Preheat oven to 350 degrees.
Spray a 9x5 loaf pan with non-stick cooking spray or line with parchment paper, set aside.
In a small bowl mash bananas, set aside.
In the bowl of an electric mixer (or large mixing bowl for a hand mixer) add dark brown sugar and vegetable oil. Mix for 2 minutes.
Add in eggs, 1 teaspoon maple extract and vanilla extract and mix until combine, about 1 minute.
In a medium sized mixing bowl add flour, baking soda, cinnamon, grated nutmeg and kosher salt. Whisk to combine.
Add half the flour mixture to the sugar mixture and mix just until combined.

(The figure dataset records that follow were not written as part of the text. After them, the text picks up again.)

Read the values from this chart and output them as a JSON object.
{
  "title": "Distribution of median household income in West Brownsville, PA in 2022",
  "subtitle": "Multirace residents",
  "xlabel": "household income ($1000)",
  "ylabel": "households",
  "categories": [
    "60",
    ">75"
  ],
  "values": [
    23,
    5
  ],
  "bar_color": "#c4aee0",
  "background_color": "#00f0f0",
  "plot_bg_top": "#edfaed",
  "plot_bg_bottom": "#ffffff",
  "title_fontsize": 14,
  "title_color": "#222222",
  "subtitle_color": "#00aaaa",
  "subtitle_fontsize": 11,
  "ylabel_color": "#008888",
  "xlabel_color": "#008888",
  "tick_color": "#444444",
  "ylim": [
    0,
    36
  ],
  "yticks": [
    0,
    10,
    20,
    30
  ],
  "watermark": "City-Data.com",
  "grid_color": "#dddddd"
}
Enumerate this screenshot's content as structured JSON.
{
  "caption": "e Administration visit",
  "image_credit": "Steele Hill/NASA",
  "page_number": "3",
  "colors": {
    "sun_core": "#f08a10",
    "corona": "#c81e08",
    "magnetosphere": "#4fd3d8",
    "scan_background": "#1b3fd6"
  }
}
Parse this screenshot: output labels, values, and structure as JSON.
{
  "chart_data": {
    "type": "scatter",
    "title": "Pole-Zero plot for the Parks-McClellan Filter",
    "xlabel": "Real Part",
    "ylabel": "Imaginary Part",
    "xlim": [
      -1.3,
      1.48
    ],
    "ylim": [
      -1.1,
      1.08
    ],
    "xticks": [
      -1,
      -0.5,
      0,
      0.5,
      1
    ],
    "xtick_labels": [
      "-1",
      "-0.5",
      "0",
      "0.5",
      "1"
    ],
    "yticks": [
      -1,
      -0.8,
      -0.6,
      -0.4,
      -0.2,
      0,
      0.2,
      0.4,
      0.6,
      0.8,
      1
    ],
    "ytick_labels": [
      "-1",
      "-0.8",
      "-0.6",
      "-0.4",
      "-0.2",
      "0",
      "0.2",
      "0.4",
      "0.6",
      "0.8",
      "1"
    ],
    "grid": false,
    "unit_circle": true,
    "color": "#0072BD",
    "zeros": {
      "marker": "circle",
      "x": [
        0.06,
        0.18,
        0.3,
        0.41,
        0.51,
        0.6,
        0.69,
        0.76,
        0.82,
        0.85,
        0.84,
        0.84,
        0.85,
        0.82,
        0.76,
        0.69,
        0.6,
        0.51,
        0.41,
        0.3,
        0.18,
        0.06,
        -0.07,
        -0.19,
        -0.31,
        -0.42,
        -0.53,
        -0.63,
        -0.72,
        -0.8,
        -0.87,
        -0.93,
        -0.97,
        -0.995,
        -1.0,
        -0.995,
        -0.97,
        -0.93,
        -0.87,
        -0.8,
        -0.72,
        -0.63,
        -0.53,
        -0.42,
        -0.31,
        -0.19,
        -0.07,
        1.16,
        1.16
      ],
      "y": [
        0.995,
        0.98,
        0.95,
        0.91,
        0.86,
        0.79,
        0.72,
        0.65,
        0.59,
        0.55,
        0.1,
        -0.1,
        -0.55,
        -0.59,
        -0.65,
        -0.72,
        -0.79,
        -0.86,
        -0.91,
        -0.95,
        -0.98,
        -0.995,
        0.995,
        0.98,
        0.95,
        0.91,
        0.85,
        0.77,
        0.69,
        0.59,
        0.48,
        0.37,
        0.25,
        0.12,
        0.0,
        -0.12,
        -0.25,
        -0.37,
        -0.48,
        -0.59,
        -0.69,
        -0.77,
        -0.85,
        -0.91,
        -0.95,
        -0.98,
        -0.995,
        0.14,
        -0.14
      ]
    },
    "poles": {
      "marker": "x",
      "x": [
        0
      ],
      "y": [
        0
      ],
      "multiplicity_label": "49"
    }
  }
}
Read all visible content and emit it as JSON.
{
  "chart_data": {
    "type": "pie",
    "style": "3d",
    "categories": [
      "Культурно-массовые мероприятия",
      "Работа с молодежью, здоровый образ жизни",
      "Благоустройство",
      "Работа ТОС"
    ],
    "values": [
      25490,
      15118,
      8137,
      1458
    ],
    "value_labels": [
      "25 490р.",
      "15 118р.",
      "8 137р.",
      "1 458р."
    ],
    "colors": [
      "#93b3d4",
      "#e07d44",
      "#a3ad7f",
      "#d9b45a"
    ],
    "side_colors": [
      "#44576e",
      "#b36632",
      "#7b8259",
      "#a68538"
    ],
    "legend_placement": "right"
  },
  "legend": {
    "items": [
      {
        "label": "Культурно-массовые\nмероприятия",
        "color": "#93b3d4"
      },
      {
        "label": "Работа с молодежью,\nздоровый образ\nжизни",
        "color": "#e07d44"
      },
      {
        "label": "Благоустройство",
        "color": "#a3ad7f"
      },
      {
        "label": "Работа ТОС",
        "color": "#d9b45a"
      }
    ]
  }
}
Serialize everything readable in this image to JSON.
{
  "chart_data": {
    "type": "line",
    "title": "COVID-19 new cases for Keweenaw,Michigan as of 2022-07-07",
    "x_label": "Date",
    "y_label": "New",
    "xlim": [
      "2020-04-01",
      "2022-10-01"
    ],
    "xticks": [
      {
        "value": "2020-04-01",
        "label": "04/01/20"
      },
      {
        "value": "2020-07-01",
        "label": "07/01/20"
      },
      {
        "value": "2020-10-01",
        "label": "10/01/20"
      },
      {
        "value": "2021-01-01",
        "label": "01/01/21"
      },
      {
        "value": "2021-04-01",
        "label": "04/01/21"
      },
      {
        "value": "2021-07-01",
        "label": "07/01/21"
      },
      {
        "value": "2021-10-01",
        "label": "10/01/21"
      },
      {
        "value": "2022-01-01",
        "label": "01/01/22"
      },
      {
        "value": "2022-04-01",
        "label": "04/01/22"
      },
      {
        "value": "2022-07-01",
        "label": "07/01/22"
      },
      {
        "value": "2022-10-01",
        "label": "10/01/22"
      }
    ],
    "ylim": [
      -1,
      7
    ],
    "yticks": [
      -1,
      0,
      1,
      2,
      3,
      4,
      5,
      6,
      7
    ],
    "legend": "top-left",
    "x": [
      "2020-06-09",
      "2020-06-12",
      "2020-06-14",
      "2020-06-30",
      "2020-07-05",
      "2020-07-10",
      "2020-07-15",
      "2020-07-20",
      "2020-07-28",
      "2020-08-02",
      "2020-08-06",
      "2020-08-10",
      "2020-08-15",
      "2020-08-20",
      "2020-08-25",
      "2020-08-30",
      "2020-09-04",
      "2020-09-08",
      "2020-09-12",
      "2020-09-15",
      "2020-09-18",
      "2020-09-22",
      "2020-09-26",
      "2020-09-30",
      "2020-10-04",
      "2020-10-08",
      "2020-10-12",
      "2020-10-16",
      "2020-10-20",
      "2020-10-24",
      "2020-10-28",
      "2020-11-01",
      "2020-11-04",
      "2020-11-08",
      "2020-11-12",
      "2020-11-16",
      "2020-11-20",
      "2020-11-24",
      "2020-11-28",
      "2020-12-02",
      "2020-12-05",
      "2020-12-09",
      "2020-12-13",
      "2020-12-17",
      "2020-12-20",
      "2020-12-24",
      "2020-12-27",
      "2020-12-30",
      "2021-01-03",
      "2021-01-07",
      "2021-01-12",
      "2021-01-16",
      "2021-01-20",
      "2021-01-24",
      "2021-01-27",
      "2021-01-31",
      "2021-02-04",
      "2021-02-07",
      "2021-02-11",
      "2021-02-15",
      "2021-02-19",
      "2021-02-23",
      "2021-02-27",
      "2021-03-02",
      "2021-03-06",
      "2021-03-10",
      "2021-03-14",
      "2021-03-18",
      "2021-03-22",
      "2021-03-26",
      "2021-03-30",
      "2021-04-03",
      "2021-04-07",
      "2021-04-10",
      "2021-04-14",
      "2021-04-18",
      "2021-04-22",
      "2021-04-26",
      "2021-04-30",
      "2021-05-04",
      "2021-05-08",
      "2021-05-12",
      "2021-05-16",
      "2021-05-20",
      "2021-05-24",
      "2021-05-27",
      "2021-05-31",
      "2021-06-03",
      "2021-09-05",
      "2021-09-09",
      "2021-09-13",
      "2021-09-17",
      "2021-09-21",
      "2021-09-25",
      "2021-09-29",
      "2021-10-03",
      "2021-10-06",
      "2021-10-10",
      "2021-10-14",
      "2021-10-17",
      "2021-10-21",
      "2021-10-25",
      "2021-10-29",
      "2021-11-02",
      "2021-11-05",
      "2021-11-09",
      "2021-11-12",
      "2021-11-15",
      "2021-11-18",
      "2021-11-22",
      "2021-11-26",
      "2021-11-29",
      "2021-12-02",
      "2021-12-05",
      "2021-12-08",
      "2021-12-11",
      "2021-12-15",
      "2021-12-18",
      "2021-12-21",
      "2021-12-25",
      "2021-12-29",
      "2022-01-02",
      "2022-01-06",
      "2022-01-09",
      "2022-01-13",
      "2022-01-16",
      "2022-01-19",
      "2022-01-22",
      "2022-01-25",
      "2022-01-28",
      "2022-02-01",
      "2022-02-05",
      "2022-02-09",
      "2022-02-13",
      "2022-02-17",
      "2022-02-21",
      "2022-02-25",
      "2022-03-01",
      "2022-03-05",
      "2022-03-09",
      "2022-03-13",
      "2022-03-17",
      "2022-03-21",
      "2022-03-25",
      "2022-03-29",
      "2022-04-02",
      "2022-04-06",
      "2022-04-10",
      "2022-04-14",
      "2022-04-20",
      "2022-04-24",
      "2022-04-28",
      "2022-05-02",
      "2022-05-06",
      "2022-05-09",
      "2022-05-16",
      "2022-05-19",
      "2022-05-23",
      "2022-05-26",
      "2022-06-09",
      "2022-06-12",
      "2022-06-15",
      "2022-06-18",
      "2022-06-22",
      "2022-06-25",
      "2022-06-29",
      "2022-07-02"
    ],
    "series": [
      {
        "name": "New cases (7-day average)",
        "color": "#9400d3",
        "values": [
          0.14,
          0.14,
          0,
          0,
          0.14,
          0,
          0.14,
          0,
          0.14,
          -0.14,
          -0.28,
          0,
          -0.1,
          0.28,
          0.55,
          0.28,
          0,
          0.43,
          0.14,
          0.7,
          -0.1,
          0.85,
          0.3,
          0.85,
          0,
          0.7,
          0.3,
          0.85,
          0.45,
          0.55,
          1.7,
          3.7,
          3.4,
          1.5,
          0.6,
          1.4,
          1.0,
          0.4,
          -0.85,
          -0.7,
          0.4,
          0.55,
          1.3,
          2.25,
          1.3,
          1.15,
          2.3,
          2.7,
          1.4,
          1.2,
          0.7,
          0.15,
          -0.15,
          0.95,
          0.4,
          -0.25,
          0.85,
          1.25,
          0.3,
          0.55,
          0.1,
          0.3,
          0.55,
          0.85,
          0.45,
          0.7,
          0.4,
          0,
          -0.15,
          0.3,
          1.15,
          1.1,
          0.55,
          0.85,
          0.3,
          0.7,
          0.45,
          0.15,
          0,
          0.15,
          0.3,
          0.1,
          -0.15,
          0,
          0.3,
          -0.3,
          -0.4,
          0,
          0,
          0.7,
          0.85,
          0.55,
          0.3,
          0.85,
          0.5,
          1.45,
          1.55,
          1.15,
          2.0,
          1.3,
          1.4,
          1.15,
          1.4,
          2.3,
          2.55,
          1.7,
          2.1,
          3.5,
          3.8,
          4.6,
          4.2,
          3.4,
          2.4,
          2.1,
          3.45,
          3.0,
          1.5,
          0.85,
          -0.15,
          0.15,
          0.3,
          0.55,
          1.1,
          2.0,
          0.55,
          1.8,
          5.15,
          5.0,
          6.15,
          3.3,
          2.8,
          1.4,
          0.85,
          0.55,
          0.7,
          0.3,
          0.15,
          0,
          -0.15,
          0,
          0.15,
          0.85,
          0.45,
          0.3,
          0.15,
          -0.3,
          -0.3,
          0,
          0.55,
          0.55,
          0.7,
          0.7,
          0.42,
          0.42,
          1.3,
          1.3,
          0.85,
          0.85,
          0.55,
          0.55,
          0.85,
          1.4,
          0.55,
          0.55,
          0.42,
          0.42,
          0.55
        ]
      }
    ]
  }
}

Add half the mashed bananas and mix just until combined.
Repeat the last 2 steps.
Fold in shredded carrots and gently mix until combined.
Bake for 60-70 minutes or until the center of the bread is fully cooked. Test this by putting a toothpick in the center of the cake and if it comes out clean the bread is fully cooked.
Once the bread is fully baked let it rest for 10 minutes, carefully remove from the pan and let cool.
In a mixing bowl add cream cheese, powdered sugar, remaining maple extract and vanilla bean paste.
Mix until light and fluffy. If the mixture is too thin add more powdered sugar and if it's too thick add a teaspoon of milk.
Spread the frosting on top of the bread and sprinkle with chopped pecans.